Saya teringat pada mitra bisnis saya di Surabaya dahulu, yang sepanjang jalan menuju kantor klien untuk menghadiri rapat atau presentasi selalu merencanakan terlebih dahulu apa yang akan dikatakannya. “Kalau nanti client ngomong gini, aku harus bilang apa, Mas? Atau gini aja, Mas Anto, sampeyan ngomong begini dan begini, entar aku backup begitu dan begitu.” Saya cuma menukas, bahwa dia tidak perlu merisaukan apa pun dan biarkan waktu yang berbicara. Yang penting, kami serius dalam mengerjakan suatu pekerjaan, yang dengan begitu sebenarnya kami menguasai konten materi maupun subyeknya. “Whatever will bewill be-lah,” kata saya agar dia diam. Kenyataannya, apa yang ia risaukan dan rencanakan dengan pikiran yang mengembara ke mana-mana toh tidak pernah terjadi.

Sepupu saya yang rajin salat mengaku tidak pernah bisa salat dengan khusyuk. Saya tanya apa yang merisaukan pikirannya. Dia bilang, tidak ada. Saya ubah pertanyaannya: Mengapa kamu salat?

Pertanyaan itu ternyata ampuh untuk memancing sepupu saya berterus-terang tentang duduk persoalannya. Ia sedang menghadapi masalah hidup yang berat, dan tidak menemukan jalan lain selain mengadu kepada Tuhan di atas sajadah.

“Kalau mau menghadap kepadaNya, kamu harus suci. Suci bukan sekadar dengan berwudu membersihkan badan lahiriah, tapi juga badan batiniah. Kamu harus benar-benar kosong dari apa pun selain Allah! Salatlah dengan perasaan sabar, ikhlas dan tawakal. Tawakal itu artinya ‘mewakilkan’ semua masalah, hidup dan mati kamu kepadaNya. Tanggalkan pikiran kamu yang mengembara tanpa arah. Lepaskan dan relakan. Let golet God!” kata saya, mengutip kata-kata seorang Sufi untuk menasihati dia yang pikirannya amat kemrungsung (kacau).
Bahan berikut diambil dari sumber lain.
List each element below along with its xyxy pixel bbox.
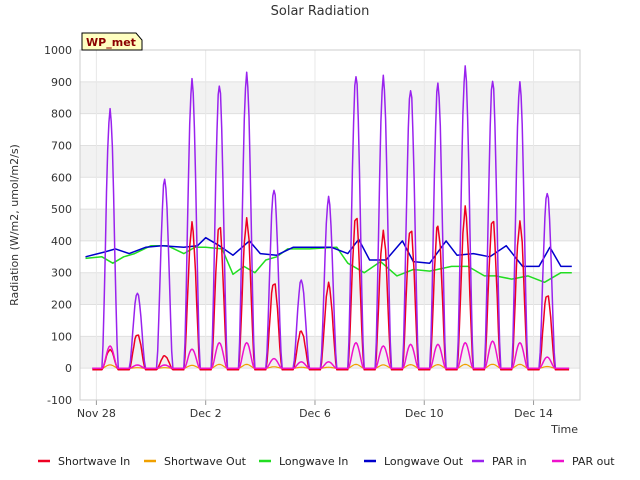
x-tick-label: Nov 28 [77,407,116,420]
y-tick-label: 0 [65,362,72,375]
y-axis-label: Radiation (W/m2, umol/m2/s) [8,144,21,306]
x-axis-label: Time [550,423,578,436]
chart-title: Solar Radiation [271,4,370,19]
x-tick-label: Dec 14 [514,407,553,420]
plot-frame [79,49,581,401]
series-line-par-in [92,65,570,369]
y-tick-label: 500 [51,203,72,216]
legend-label: PAR out [572,455,615,468]
series-lines [85,65,572,371]
badge-label: WP_met [86,36,136,49]
x-tick-label: Dec 2 [190,407,222,420]
legend-label: Shortwave In [58,455,130,468]
y-tick-label: 300 [51,267,72,280]
y-tick-label: 700 [51,139,72,152]
y-tick-label: 800 [51,108,72,121]
y-tick-label: 900 [51,76,72,89]
x-axis-ticks: Nov 28 Dec 2 Dec 6 Dec 10 Dec 14 [77,400,553,420]
legend: Shortwave In Shortwave Out Longwave In Long… [38,455,615,468]
y-tick-label: 100 [51,330,72,343]
legend-label: Shortwave Out [164,455,247,468]
series-line-par-out [92,340,570,369]
y-tick-label: 600 [51,171,72,184]
legend-label: PAR in [492,455,527,468]
plot-background [80,50,580,400]
y-tick-label: 400 [51,235,72,248]
station-badge: WP_met [81,32,143,51]
grid-band [80,145,580,178]
legend-label: Longwave Out [384,455,464,468]
y-tick-label: 1000 [44,44,72,57]
grid-band [80,81,580,114]
badge-shape [81,32,143,51]
series-line-shortwave-in [92,205,570,371]
x-tick-label: Dec 6 [299,407,331,420]
x-tick-label: Dec 10 [405,407,444,420]
y-tick-label: 200 [51,299,72,312]
legend-label: Longwave In [279,455,348,468]
grid-band [80,336,580,369]
y-axis-ticks: -100 0 100 200 300 400 500 600 700 800 900 1000 [44,44,72,407]
y-tick-label: -100 [47,394,72,407]
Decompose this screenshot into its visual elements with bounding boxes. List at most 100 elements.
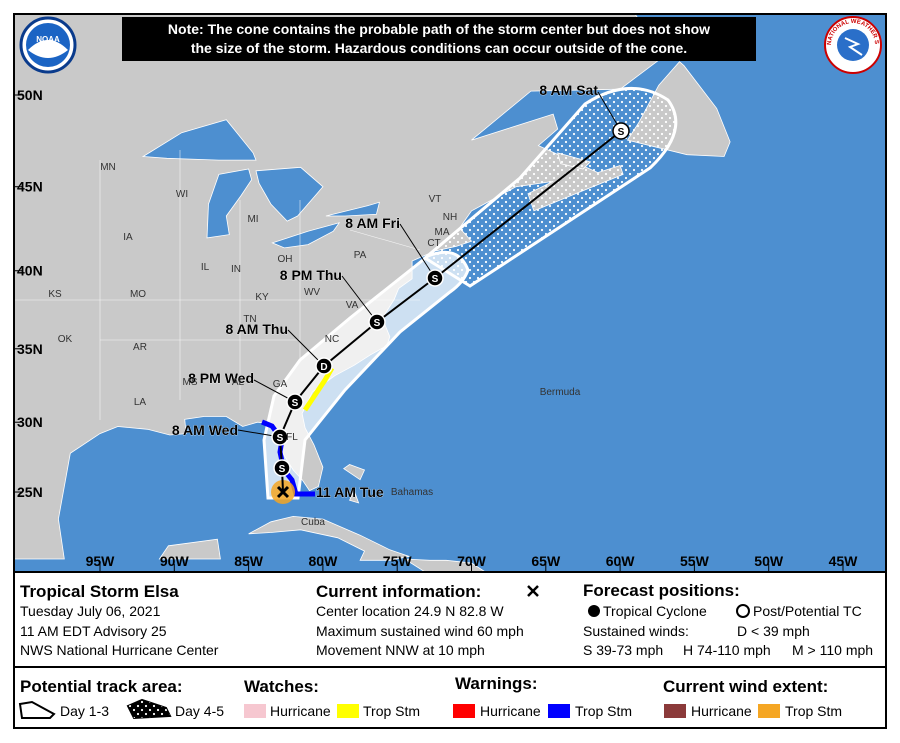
region-label: FL	[286, 432, 298, 443]
region-label: OK	[58, 334, 73, 345]
point-symbol: S	[292, 398, 299, 409]
current-marker	[527, 585, 539, 597]
region-label: WV	[304, 287, 320, 298]
state-border	[14, 150, 421, 420]
land	[403, 558, 487, 572]
cyclone-symbol	[588, 605, 600, 617]
swatch	[244, 704, 266, 718]
day45-dots	[128, 700, 170, 718]
noaa-logo: NOAA	[19, 16, 77, 74]
point-label: 11 AM Tue	[316, 484, 384, 500]
lat-label: 45N	[17, 179, 43, 195]
lat-label: 50N	[17, 87, 43, 103]
forecast-point	[286, 393, 304, 411]
logo-text: NOAA	[36, 35, 60, 44]
legend-text: Hurricane	[691, 703, 752, 719]
note-line: Note: The cone contains the probable pat…	[168, 21, 710, 37]
cone-day13	[262, 250, 470, 500]
forecast-point	[273, 459, 291, 477]
region-label: MS	[183, 377, 198, 388]
lon-label: 75W	[383, 553, 413, 569]
leader-line	[341, 275, 378, 323]
lon-label: 80W	[309, 553, 339, 569]
current-position	[276, 485, 290, 499]
lon-label: 65W	[531, 553, 561, 569]
legend-title: Watches:	[244, 677, 319, 696]
point-label: 8 PM Thu	[280, 267, 342, 283]
forecast-point	[368, 313, 386, 331]
forecast-point	[271, 428, 289, 446]
swatch	[758, 704, 780, 718]
legend-text: Trop Stm	[363, 703, 420, 719]
swatch	[337, 704, 359, 718]
region-label: MO	[130, 289, 146, 300]
swatch	[453, 704, 475, 718]
lon-label: 55W	[680, 553, 710, 569]
lake	[206, 168, 253, 239]
lon-label: 70W	[457, 553, 487, 569]
point-label: 8 AM Fri	[345, 215, 400, 231]
region-label: TN	[243, 314, 256, 325]
legend-text: Day 1-3	[60, 703, 109, 719]
region-label: WI	[176, 189, 188, 200]
legend-text: Sustained winds:	[583, 623, 689, 639]
point-label: 8 PM Wed	[188, 370, 254, 386]
region-label: AR	[133, 342, 147, 353]
lat-label: 30N	[17, 414, 43, 430]
lon-label: 95W	[86, 553, 116, 569]
region-label: LA	[134, 397, 147, 408]
legend-text: Trop Stm	[785, 703, 842, 719]
lat-label: 35N	[17, 341, 43, 357]
info-panel	[13, 571, 887, 729]
region-label: AL	[232, 377, 245, 388]
legend-title: Warnings:	[455, 674, 537, 693]
legend-text: Day 4-5	[175, 703, 224, 719]
legend-text: H 74-110 mph	[683, 642, 771, 658]
region-label: Cuba	[301, 517, 325, 528]
point-symbol: D	[320, 362, 327, 373]
lon-label: 60W	[606, 553, 636, 569]
point-label: 8 AM Sat	[539, 82, 598, 98]
date: Tuesday July 06, 2021	[20, 603, 161, 619]
current-line: Maximum sustained wind 60 mph	[316, 623, 524, 639]
region-label: VT	[429, 194, 442, 205]
post-tc-symbol	[736, 604, 750, 618]
lon-label: 50W	[754, 553, 784, 569]
region-label: NH	[443, 212, 457, 223]
point-label: 8 AM Thu	[226, 321, 288, 337]
lon-label: 85W	[234, 553, 264, 569]
lat-label: 25N	[17, 484, 43, 500]
point-symbol: S	[279, 464, 286, 475]
legend-text: D < 39 mph	[737, 623, 810, 639]
lat-label: 40N	[17, 263, 43, 279]
forecast-point	[426, 269, 444, 287]
legend-title: Current wind extent:	[663, 677, 828, 696]
note-box	[122, 17, 756, 61]
note-line: the size of the storm. Hazardous conditi…	[191, 40, 687, 56]
region-label: IL	[201, 262, 210, 273]
issuer: NWS National Hurricane Center	[20, 642, 219, 658]
region-label: MA	[435, 227, 450, 238]
forecast-title: Forecast positions:	[583, 581, 740, 600]
region-label: MI	[247, 214, 258, 225]
current-line: Center location 24.9 N 82.8 W	[316, 603, 504, 619]
legend-text: Post/Potential TC	[753, 603, 862, 619]
legend-text: Hurricane	[270, 703, 331, 719]
point-label: 8 AM Wed	[172, 422, 238, 438]
storm-name: Tropical Storm Elsa	[20, 582, 179, 601]
day13-icon	[18, 700, 56, 719]
lake	[271, 222, 341, 249]
region-label: OH	[278, 254, 293, 265]
lake	[255, 166, 324, 222]
land	[158, 538, 221, 560]
legend-text: Trop Stm	[575, 703, 632, 719]
region-label: IN	[231, 264, 241, 275]
current-line: Movement NNW at 10 mph	[316, 642, 485, 658]
region-label: CT	[427, 238, 440, 249]
current-title: Current information:	[316, 582, 481, 601]
forecast-point	[315, 357, 333, 375]
region-label: Bermuda	[540, 387, 581, 398]
region-label: MN	[100, 162, 116, 173]
legend-text: Tropical Cyclone	[603, 603, 707, 619]
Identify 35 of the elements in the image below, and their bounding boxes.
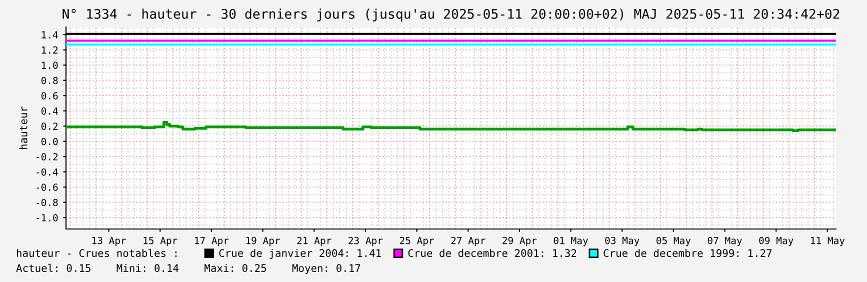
x-tick-label: 21 Apr [297,236,332,246]
x-tick-label: 07 May [708,236,742,246]
y-tick-label: 0.6 [41,92,58,100]
x-tick-label: 05 May [656,236,691,246]
x-tick-label: 15 Apr [144,236,178,246]
text: Actuel: 0.15 Mini: 0.14 Maxi: 0.25 Moyen: 0.17 [16,264,360,274]
x-tick-label: 01 May [554,236,588,246]
x-tick-label: 09 May [759,236,794,246]
x-tick-label: 03 May [605,236,640,246]
y-tick-label: 0.4 [41,107,58,115]
y-tick-label: 0.2 [41,122,58,130]
x-tick-label: 29 Apr [502,236,537,246]
y-tick-label: 1.4 [42,31,58,38]
y-tick-label: -0.2 [36,153,58,160]
y-axis-title: hauteur [19,106,28,149]
y-tick-label: 1.2 [42,46,58,54]
legend-label: Crue de decembre 2001: 1.32 [408,248,576,258]
legend-label: Crue de janvier 2004: 1.41 [219,248,381,260]
x-tick-label: 11 May [811,236,845,246]
y-tick-label: -0.4 [36,168,58,176]
x-tick-label: 19 Apr [246,236,280,246]
x-tick-label: 13 Apr [92,236,126,246]
legend-label: Crue de decembre 1999: 1.27 [604,248,772,258]
x-tick-label: 17 Apr [195,236,229,246]
x-tick-label: 27 Apr [451,236,486,246]
y-tick-label: -0.6 [36,184,58,191]
y-tick-label: -0.8 [36,198,58,206]
y-tick-label: 0.0 [41,138,58,146]
text: hauteur - Crues notables : [16,248,177,258]
chart-title: N° 1334 - hauteur - 30 derniers jours (jusqu'au 2025-05-11 20:00:00+02) MAJ 2025-05-11 20:34:42+02 [62,8,840,22]
y-tick-label: 1.0 [42,62,58,69]
y-tick-label: 0.8 [41,76,58,84]
x-tick-label: 25 Apr [400,236,434,246]
x-tick-label: 23 Apr [348,236,383,246]
y-tick-label: -1.0 [36,214,58,222]
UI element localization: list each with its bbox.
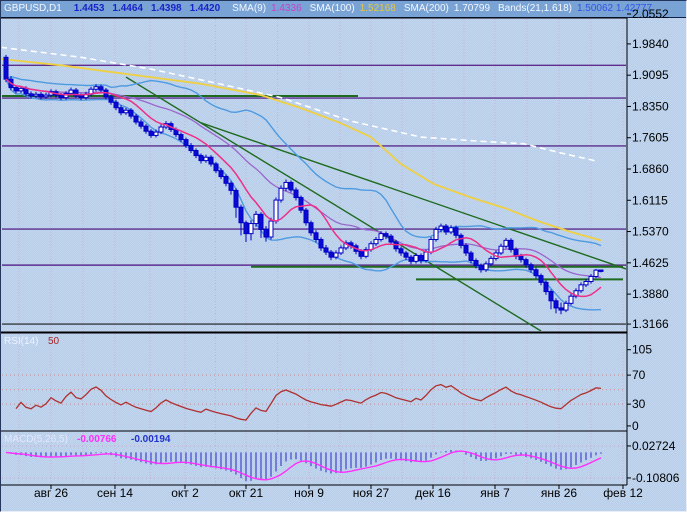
- svg-text:ноя 9: ноя 9: [294, 486, 324, 500]
- sma200-label: SMA(200): [403, 3, 449, 14]
- svg-text:авг 26: авг 26: [34, 486, 68, 500]
- date-axis-labels: авг 26 сен 14 окт 2 окт 21 ноя 9 ноя 27 дек 16…: [34, 485, 643, 500]
- quote-low: 1.4398: [150, 3, 182, 14]
- svg-text:янв 7: янв 7: [480, 486, 510, 500]
- svg-text:1.4625: 1.4625: [632, 256, 669, 270]
- macd-main-value: -0.00766: [77, 434, 117, 445]
- svg-text:фев 12: фев 12: [603, 486, 643, 500]
- svg-text:0: 0: [632, 419, 639, 433]
- chart-header-bar: GBPUSD,D1 1.4453 1.4464 1.4398 1.4420 SM…: [1, 1, 686, 18]
- slow-moving-averages: [2, 46, 602, 242]
- svg-text:1.3166: 1.3166: [632, 317, 669, 331]
- bollinger-bands: [5, 75, 602, 311]
- svg-text:дек 16: дек 16: [415, 486, 451, 500]
- svg-text:янв 26: янв 26: [541, 486, 578, 500]
- bands-label: Bands(21,1.618): [498, 3, 572, 14]
- svg-text:30: 30: [632, 397, 646, 411]
- svg-text:ноя 27: ноя 27: [353, 486, 390, 500]
- svg-text:1.8350: 1.8350: [632, 99, 669, 113]
- band-lower-line: [5, 78, 602, 311]
- sma200-value: 1.70799: [453, 3, 491, 14]
- sma100-label: SMA(100): [309, 3, 355, 14]
- rsi-axis-labels: 105 70 30 0: [627, 343, 652, 433]
- indicator-panel-labels: RSI(14) 50 MACD(5,26,5) -0.00766 -0.00194: [4, 336, 171, 445]
- svg-text:1.9840: 1.9840: [632, 37, 669, 51]
- svg-text:105: 105: [632, 343, 652, 357]
- sma9-value: 1.4336: [271, 3, 302, 14]
- svg-text:1.7605: 1.7605: [632, 131, 669, 145]
- quote-open: 1.4453: [73, 3, 105, 14]
- sma200-line: [2, 46, 599, 163]
- svg-text:1.5370: 1.5370: [632, 225, 669, 239]
- rsi-line: [15, 383, 602, 421]
- indicator-level-gridlines: [2, 374, 626, 479]
- macd-axis-labels: 0.02724 -0.10806: [627, 439, 680, 485]
- macd-signal-line: [5, 450, 602, 481]
- price-axis-labels: 2.0552 1.9840 1.9095 1.8350 1.7605 1.6860 1.61…: [627, 7, 669, 331]
- rsi-label: RSI(14): [4, 336, 38, 347]
- sma9-label: SMA(9): [232, 3, 267, 14]
- rsi-level-value: 50: [48, 336, 60, 347]
- quote-high: 1.4464: [112, 3, 143, 14]
- sma100-value: 1.52168: [359, 3, 396, 14]
- svg-text:1.6860: 1.6860: [632, 162, 669, 176]
- svg-text:1.6115: 1.6115: [632, 193, 668, 207]
- sma9-line: [5, 78, 602, 298]
- vertical-gridlines: [18, 19, 624, 485]
- symbol-period-label: GBPUSD,D1: [4, 3, 62, 14]
- quote-close: 1.4420: [189, 3, 221, 14]
- svg-text:окт 2: окт 2: [171, 486, 199, 500]
- price-level-lines: [2, 64, 626, 331]
- macd-label: MACD(5,26,5): [4, 434, 68, 445]
- svg-text:1.9095: 1.9095: [632, 68, 669, 82]
- svg-text:0.02724: 0.02724: [632, 439, 676, 453]
- svg-text:сен 14: сен 14: [97, 486, 133, 500]
- svg-text:-0.10806: -0.10806: [632, 471, 680, 485]
- panel-borders: [1, 17, 628, 486]
- macd-histogram: [10, 449, 602, 482]
- bands-value: 1.50062 1.42777: [576, 3, 653, 14]
- sma100-line: [2, 58, 602, 242]
- macd-signal-value: -0.00194: [131, 434, 171, 445]
- svg-text:70: 70: [632, 368, 646, 382]
- band-upper-line: [5, 75, 602, 247]
- svg-text:окт 21: окт 21: [229, 486, 264, 500]
- svg-text:1.3880: 1.3880: [632, 287, 669, 301]
- svg-text:2.0552: 2.0552: [632, 7, 669, 21]
- candlestick-series: [3, 54, 604, 315]
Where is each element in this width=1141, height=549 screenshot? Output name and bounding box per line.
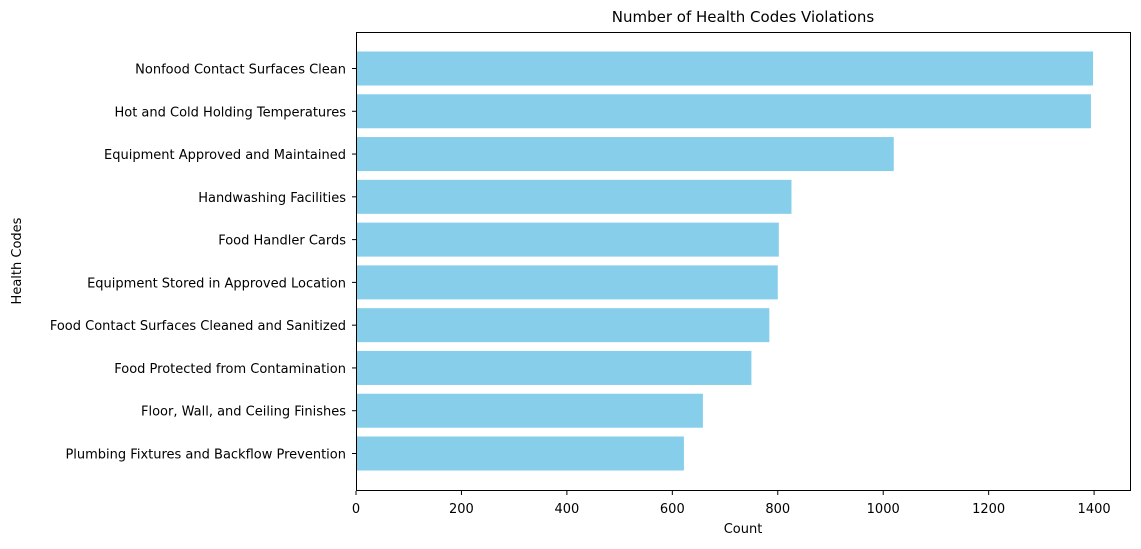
x-axis-ticks: 0 200 400 600 800 1000 1200 1400 — [352, 491, 1111, 517]
bar-4 — [356, 222, 779, 257]
bar-5 — [356, 265, 778, 300]
y-tick-label: Hot and Cold Holding Temperatures — [114, 105, 346, 120]
y-tick-label: Food Protected from Contamination — [114, 362, 346, 377]
x-tick-label: 1200 — [972, 502, 1005, 517]
x-tick-label: 0 — [352, 502, 360, 517]
bar-3 — [356, 179, 792, 214]
y-axis-label: Health Codes — [10, 217, 25, 304]
bar-7 — [356, 350, 752, 385]
x-tick-label: 1400 — [1078, 502, 1111, 517]
bar-2 — [356, 137, 894, 172]
y-tick-label: Food Handler Cards — [218, 234, 346, 249]
y-tick-label: Equipment Stored in Approved Location — [87, 276, 346, 291]
y-tick-label: Equipment Approved and Maintained — [104, 148, 346, 163]
x-tick-label: 1000 — [867, 502, 900, 517]
y-tick-label: Floor, Wall, and Ceiling Finishes — [141, 405, 346, 420]
x-tick-label: 400 — [554, 502, 579, 517]
x-tick-label: 600 — [660, 502, 685, 517]
plot-frame — [356, 32, 1131, 491]
y-tick-label: Plumbing Fixtures and Backflow Preventio… — [65, 448, 346, 463]
x-tick-label: 200 — [449, 502, 474, 517]
y-tick-label: Food Contact Surfaces Cleaned and Saniti… — [50, 319, 346, 334]
bar-9 — [356, 436, 684, 471]
bar-6 — [356, 308, 770, 343]
bar-0 — [356, 51, 1094, 86]
x-axis-label: Count — [724, 522, 763, 537]
bar-8 — [356, 393, 703, 428]
y-tick-label: Nonfood Contact Surfaces Clean — [135, 63, 346, 78]
y-tick-label: Handwashing Facilities — [198, 191, 346, 206]
bar-1 — [356, 94, 1091, 129]
y-axis-ticks: Nonfood Contact Surfaces Clean Hot and Co… — [50, 63, 356, 463]
chart-title: Number of Health Codes Violations — [612, 8, 875, 26]
bars-layer — [356, 51, 1094, 471]
x-tick-label: 800 — [765, 502, 790, 517]
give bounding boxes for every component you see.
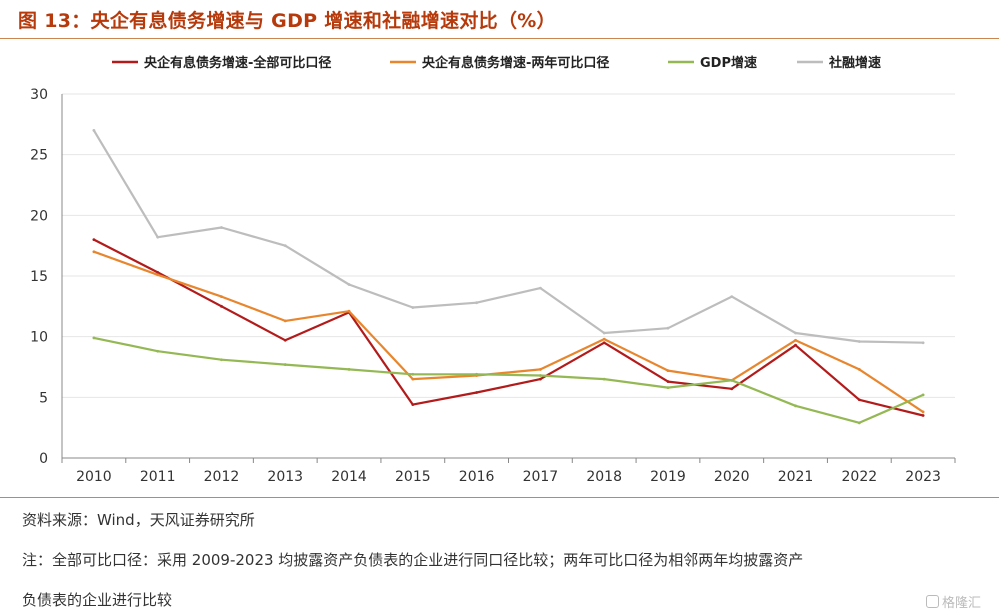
watermark-text: 格隆汇 (941, 596, 981, 611)
y-tick-label: 25 (30, 148, 48, 164)
x-tick-label: 2021 (778, 469, 814, 485)
x-tick-label: 2015 (395, 469, 431, 485)
x-tick-label: 2010 (76, 469, 112, 485)
series-line-1 (92, 238, 925, 417)
x-tick-label: 2023 (905, 469, 941, 485)
x-tick-label: 2017 (523, 469, 559, 485)
data-point-series-1 (730, 387, 734, 391)
legend-label-3: GDP增速 (700, 55, 757, 71)
source-note: 资料来源：Wind，天风证券研究所 (22, 511, 255, 529)
data-point-series-4 (220, 226, 223, 229)
footnote-line-2: 负债表的企业进行比较 (22, 591, 173, 609)
data-point-series-3 (220, 358, 223, 362)
data-point-series-1 (602, 341, 606, 345)
data-point-series-3 (156, 349, 160, 353)
data-point-series-3 (666, 386, 670, 390)
data-point-series-4 (794, 331, 797, 335)
line-chart: 0 5 10 15 20 25 30 2010 2011 2012 2013 2014 2015 2016… (30, 55, 956, 485)
data-point-series-2 (411, 377, 415, 381)
x-tick-label: 2019 (650, 469, 686, 485)
y-tick-label: 0 (39, 451, 48, 467)
data-point-series-1 (92, 238, 96, 242)
data-point-series-3 (857, 421, 861, 425)
data-point-series-2 (92, 250, 96, 254)
series-line-3 (92, 336, 925, 424)
data-point-series-3 (283, 363, 287, 366)
series-line-4 (92, 129, 925, 344)
x-tick-label: 2016 (459, 469, 495, 485)
data-point-series-4 (538, 286, 542, 290)
data-point-series-1 (411, 403, 415, 407)
data-point-series-1 (857, 398, 861, 402)
legend-label-4: 社融增速 (828, 55, 881, 71)
y-tick-label: 5 (39, 390, 48, 406)
data-point-series-3 (92, 336, 96, 340)
x-tick-label: 2011 (140, 469, 176, 485)
y-tick-label: 15 (30, 269, 48, 285)
data-point-series-4 (92, 129, 96, 132)
title-divider (0, 38, 999, 39)
data-point-series-2 (857, 368, 861, 371)
data-point-series-3 (794, 404, 797, 408)
x-tick-label: 2014 (331, 469, 367, 485)
data-point-series-1 (666, 380, 670, 383)
watermark-logo-icon (925, 595, 939, 608)
x-tick-label: 2022 (842, 469, 878, 485)
data-point-series-1 (794, 343, 797, 347)
data-point-series-2 (220, 295, 223, 299)
data-point-series-2 (538, 368, 542, 371)
data-point-series-2 (347, 309, 351, 313)
data-point-series-1 (283, 338, 287, 342)
data-point-series-1 (220, 304, 223, 308)
data-point-series-4 (666, 326, 670, 330)
chart-title: 图 13：央企有息债务增速与 GDP 增速和社融增速对比（%） (18, 10, 556, 32)
watermark: 格隆汇 (925, 592, 981, 611)
x-tick-label: 2012 (204, 469, 240, 485)
x-tick-label: 2013 (267, 469, 303, 485)
data-point-series-3 (602, 377, 606, 381)
legend-label-2: 央企有息债务增速-两年可比口径 (422, 55, 609, 71)
data-point-series-3 (730, 378, 734, 382)
data-point-series-2 (156, 273, 160, 277)
data-point-series-1 (156, 270, 160, 274)
data-point-series-4 (921, 341, 925, 345)
data-point-series-3 (921, 393, 925, 397)
data-point-series-4 (857, 340, 861, 343)
data-point-series-4 (602, 331, 606, 335)
data-point-series-4 (411, 306, 415, 309)
data-point-series-4 (347, 283, 351, 286)
y-tick-label: 20 (30, 208, 48, 224)
data-point-series-3 (475, 372, 479, 376)
x-tick-label: 2018 (586, 469, 622, 485)
data-point-series-3 (411, 372, 415, 376)
chart-bottom-divider (0, 497, 999, 498)
footnote-line-1: 注：全部可比口径：采用 2009-2023 均披露资产负债表的企业进行同口径比较… (22, 551, 804, 569)
data-point-series-4 (156, 235, 160, 239)
series-line-2 (92, 250, 925, 413)
data-point-series-2 (283, 319, 287, 323)
x-tick-label: 2020 (714, 469, 750, 485)
data-point-series-1 (538, 377, 542, 381)
data-point-series-2 (794, 338, 797, 342)
data-point-series-2 (921, 410, 925, 414)
data-point-series-1 (475, 391, 479, 394)
y-tick-label: 30 (30, 87, 48, 103)
data-point-series-4 (730, 295, 734, 299)
data-point-series-1 (921, 414, 925, 417)
data-point-series-2 (602, 337, 606, 341)
y-tick-label: 10 (30, 330, 48, 346)
data-point-series-3 (538, 374, 542, 377)
data-point-series-2 (666, 369, 670, 373)
data-point-series-4 (475, 301, 479, 305)
data-point-series-3 (347, 368, 351, 371)
legend-label-1: 央企有息债务增速-全部可比口径 (144, 55, 331, 71)
data-point-series-4 (283, 244, 287, 248)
Sekarang, bila pikiran Anda sedang berwisata ke destinasi yang tidak jelas nan berbahaya bagi kesehatan jasmani dan rohani Anda, tenangkan diri Anda dan mengembaralah ke jagat diri yang senantiasa dicahayai petunjukNya.©


Mampang Prapatan XI, Jakarta Selatan, 6 Februari 2012


*) Catatan berjudul sama pernah saya tulis jauh sebelum ini, namun dengan konten yang sama sekali berbeda. Untuk membedakannya, saya cantumkan angka ‘2’ di sebelah judul di atas.